So you would think that I wouldn't be learning this lesson so soon. Learning to let go of one of your kids and letting them make their life choices. My lil sister has always been one of my own kids. I have taken care of her since she was a little baby. Growing up with a single mom, makes you grow up as well. Even Justin knew going into our marriage that I basically already had a kid. She is my baby, my best friend, and most importantly my lil sister! I love her so much, and there isn't anything I wouldn't do for her. I have seen her struggle with so much in her life, and most of it being at such a young age. She's driven, dedicated, and intelligent. I see so much happening in her future, and know she will go very far. So why am I having a problem with her choices...

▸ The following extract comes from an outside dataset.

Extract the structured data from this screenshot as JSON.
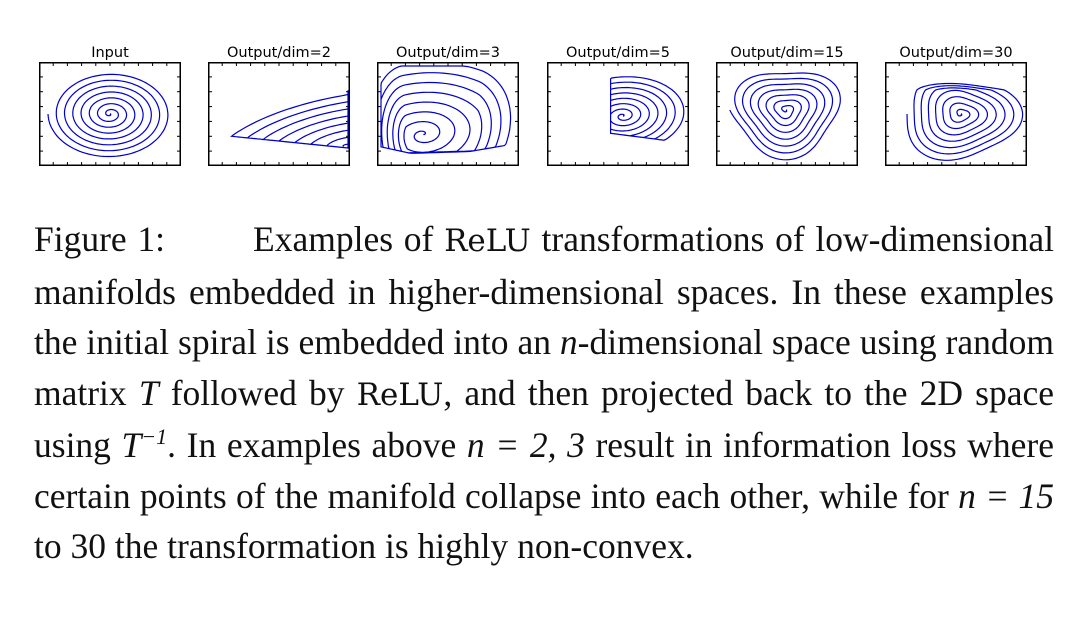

Well for the past year she has been getting ready to graduate highschool and move on to college. Her goal is to get into the medical field, and push forward to being a Dr. She was accepted to the University of Utah, and was so happy. But as it gets closer, her fears are starting to set in. She procrastinated on getting the student aid apps turned in. So now its crunch time, and she thinks..well thiss is getting too hard so maybe I should just stick to what I know, and feel comfortable with and go to Snow! I have no problem with Snow. I think it is a great school. But do I think its the school for my sis...NO. I have alot of reasons for why I think this. I want to see her do her very best, and take the hard things in life and just run with them. She has always taken the harder course. She has never settled. So why now? Why when this will be one of your bigger decisions in life settle and take the easier course, because it would be the less scary choice. I just want what is best for her. I know she has to make her own choices, and learn from them. I know thats the only way to grow up. Thats where I just need to let go, and keep my mouth shut.
I've been so torn with this. Because I want her to know how I feel, but I also want her to know that I do support her in everything she decides to do. I probably haven't shown that with these college conversations. I hate fighting with her..it hurts! You never want to fight with your best friend! So now I just have to learn to let go.......
Sorry people just venting!
1 comment:
Im sure she will get there and do what she plans at some point sometimes it just takes a while to get there. hope it all works out.